The right reverend Prelate makes a very good point. It chimes with what I said earlier, which is that we need to target our resources in the right place and be sure that individuals are looked after in terms not of the end result but of the process. That is extremely important. I will make this point again: where an individual has severe conditions, it must be right that we, the state as a compassionate country, look after them, and we need to be able to provide a better focus. This is, again, one of the reasons why we are bringing forward this Green Paper.

My Lords, it is common ground among commentators that claimants who have realistic work prospects should be offered high- quality employment support. Why do the Government have so little confidence in their own policy that they feel it necessary to impose benefits cuts and the threat of sanctions, risking greater poverty and even destitution, rather than the life of dignity promised in the DWP press release?

As the noble Baroness will know, you can claim PIP whether you are in or out of work. More than 5 million disabled people are in work. One of the aims is to continue to encourage those who are disabled to take up some form of work. I say again that it is incredibly important that this is done in a measured and targeted way in line with the needs of the individual.

My Lords, the Minister mentions that this as a conversation but that is not how the headlines read, is it? The headlines are that the Prime Minister and the Secretary of State are all about cracking down on young people, mental health problems, people who are sick, and people who do not want to work.

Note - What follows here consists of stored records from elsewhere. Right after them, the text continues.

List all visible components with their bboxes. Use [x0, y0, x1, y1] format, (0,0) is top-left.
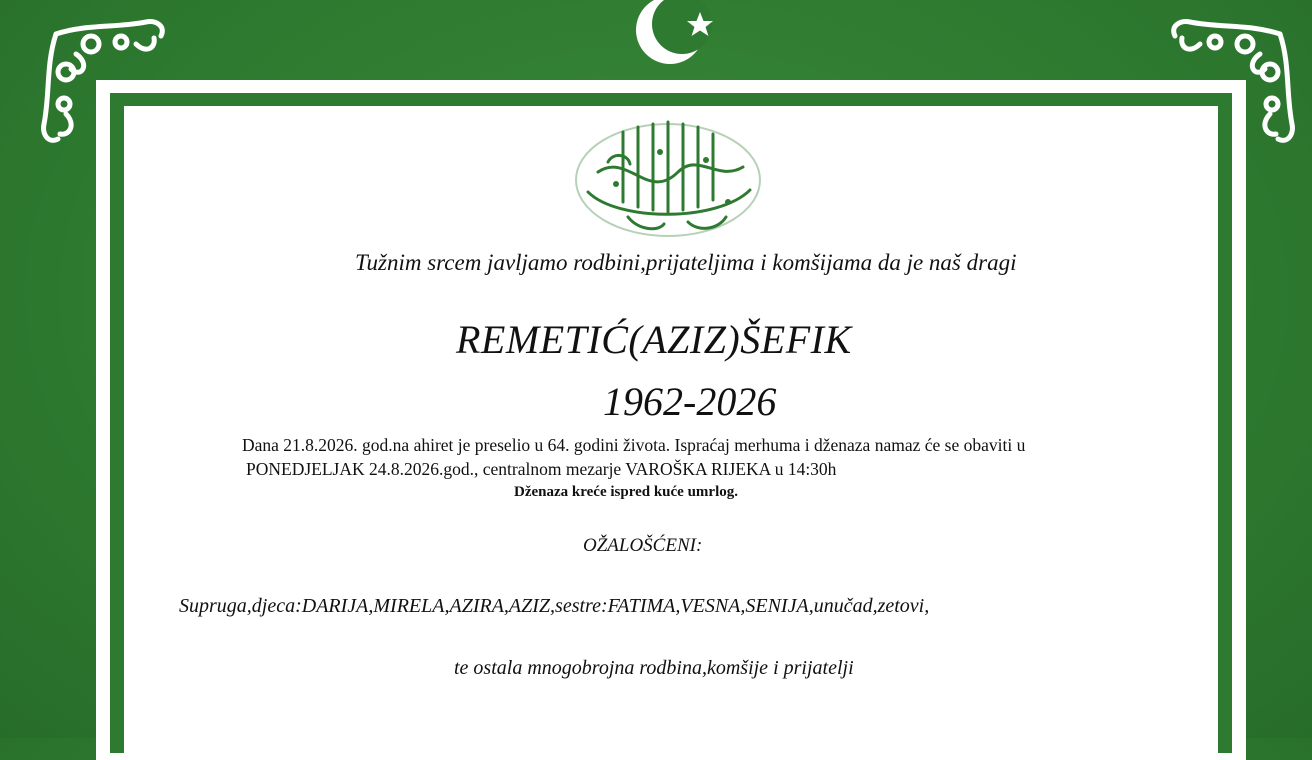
life-years: 1962-2026	[603, 379, 777, 424]
mourners-label: OŽALOŠĆENI:	[583, 535, 703, 556]
funeral-info-line-3: Dženaza kreće ispred kuće umrlog.	[514, 484, 738, 500]
intro-text: Tužnim srcem javljamo rodbini,prijateljima i komšijama da je naš dragi	[355, 250, 1017, 275]
relatives-line: te ostala mnogobrojna rodbina,komšije i prijatelji	[454, 657, 854, 679]
deceased-name: REMETIĆ(AZIZ)ŠEFIK	[456, 317, 852, 362]
funeral-info-line-1: Dana 21.8.2026. god.na ahiret je preselio u 64. godini života. Ispraćaj merhuma i dženaza namaz će se obaviti u	[242, 435, 1026, 455]
calligraphy-emblem	[568, 112, 768, 244]
family-list: Supruga,djeca:DARIJA,MIRELA,AZIRA,AZIZ,sestre:FATIMA,VESNA,SENIJA,unučad,zetovi,	[179, 595, 930, 617]
crescent-star-icon	[630, 0, 730, 72]
funeral-info-line-2: PONEDJELJAK 24.8.2026.god., centralnom mezarje VAROŠKA RIJEKA u 14:30h	[246, 459, 837, 479]
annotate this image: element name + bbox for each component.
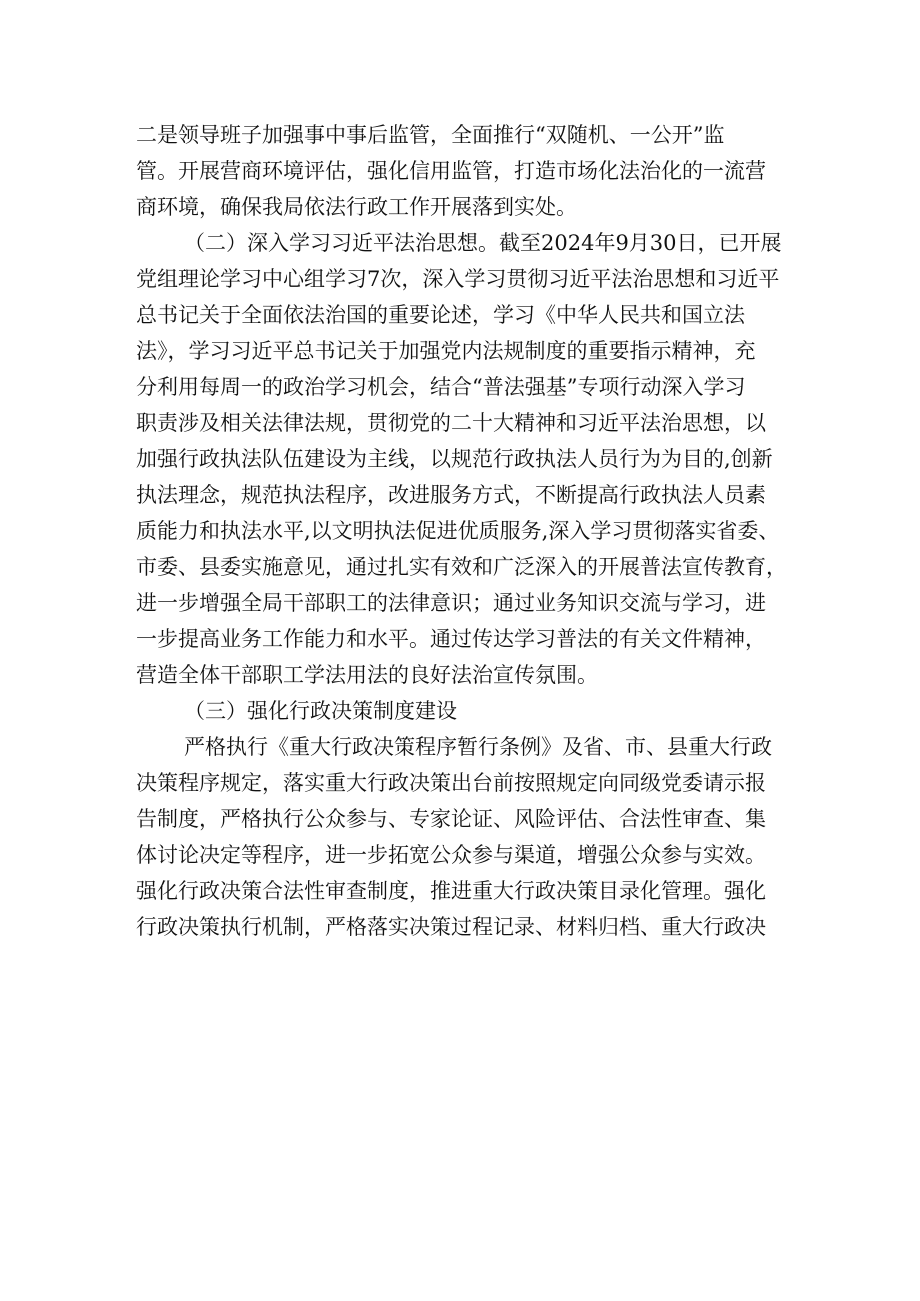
section-heading: （三）强化行政决策制度建设 (184, 699, 457, 723)
paragraph-line: 总书记关于全面依法治国的重要论述，学习《中华人民共和国立法 (136, 303, 745, 327)
paragraph-line: 执法理念，规范执法程序，改进服务方式，不断提高行政执法人员素 (136, 483, 766, 507)
paragraph-line: 分利用每周一的政治学习机会，结合“普法强基”专项行动深入学习 (136, 375, 746, 399)
paragraph-line: 严格执行《重大行政决策程序暂行条例》及省、市、县重大行政 (184, 735, 772, 759)
paragraph-line: 强化行政决策合法性审查制度，推进重大行政决策目录化管理。强化 (136, 879, 766, 903)
paragraph-line: 营造全体干部职工学法用法的良好法治宣传氛围。 (136, 663, 598, 687)
paragraph-line: 市委、县委实施意见，通过扎实有效和广泛深入的开展普法宣传教育， (136, 555, 787, 579)
paragraph-line: 职责涉及相关法律法规，贯彻党的二十大精神和习近平法治思想，以 (136, 411, 766, 435)
paragraph-line: 决策程序规定，落实重大行政决策出台前按照规定向同级党委请示报 (136, 771, 766, 795)
paragraph-line: 质能力和执法水平,以文明执法促进优质服务,深入学习贯彻落实省委、 (136, 519, 780, 543)
paragraph-line: 进一步增强全局干部职工的法律意识；通过业务知识交流与学习，进 (136, 591, 766, 615)
paragraph-line: 法》，学习习近平总书记关于加强党内法规制度的重要指示精神，充 (136, 339, 756, 363)
paragraph-line: 商环境，确保我局依法行政工作开展落到实处。 (136, 195, 577, 219)
paragraph-line: 管。开展营商环境评估，强化信用监管，打造市场化法治化的一流营 (136, 159, 766, 183)
paragraph-line: 体讨论决定等程序，进一步拓宽公众参与渠道，增强公众参与实效。 (136, 843, 766, 867)
paragraph-line: 党组理论学习中心组学习7次，深入学习贯彻习近平法治思想和习近平 (136, 267, 780, 291)
paragraph-line: 一步提高业务工作能力和水平。通过传达学习普法的有关文件精神， (136, 627, 766, 651)
paragraph-line: 加强行政执法队伍建设为主线，以规范行政执法人员行为为目的,创新 (136, 447, 773, 471)
paragraph-line: 行政决策执行机制，严格落实决策过程记录、材料归档、重大行政决 (136, 915, 766, 939)
paragraph-line: 告制度，严格执行公众参与、专家论证、风险评估、合法性审查、集 (136, 807, 766, 831)
paragraph-line: 二是领导班子加强事中事后监管，全面推行“双随机、一公开”监 (136, 123, 725, 147)
section-heading: （二）深入学习习近平法治思想。截至2024年9月30日，已开展 (184, 231, 782, 255)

The Government created PIP, so if there is a problem with PIP it is their problem. Everything about it is the Government’s responsibility. We have had 14 years. We have a problem with record numbers of people being locked out of work because of long-term sickness. How much of that is to down to the NHS failing? How much is down to lack of mental health services? How much is down to the fact that the systems that the Government have created do not work? We need change but, somehow, it is always jam tomorrow. I want to hear the Government come up with ideas. I do not want speeches that point out that we have spent 14 years buying no jam, then saying that there is no jam, then saying that jamlessness is a problem—but no actual jam comes along. Where is the jam?

I am certainly not going to allude to any jam. It may come with my tea later if I am allowed it. As the noble Baroness has alluded to, this conversation is designed to consider what future support for individuals should look at. That is why we are bringing forward this consultation on PIP. As the Prime Minister said on Friday morning, and I was there in person to see him deliver what I thought was a brilliant speech:

“This is not about making the welfare system less generous”.

It is for a greater focus on those “with the greatest needs”, for whom

“we want to make it easier to access”

support “with fewer requirements”. Those who need support will continue to get the support that they need. The consultation will explore changes to the eligibility criteria, the assessment process, as alluded to earlier, and the types of support that can be offered so that the system is better targeted towards individual needs.

My Lords, does anyone give any attention to the many millions of trade unionists who are paying the tax bills for all this? We keep on about the need to do things, which I am sure we need to do, but we seem to forget who is paying the taxes to make all this possible. We have to have a better balance. Tax has never been higher for middle-income earners. It needs to be put under control.

My noble friend is right. I have been very careful to say—and it is true—that we clearly need to continue to focus on those with the greatest needs. As has been mentioned earlier, we are due to spend £69 billion this year on benefits for people of working age with a disability or health condition. This is not sustainable, as the Prime Minister said himself on Friday morning.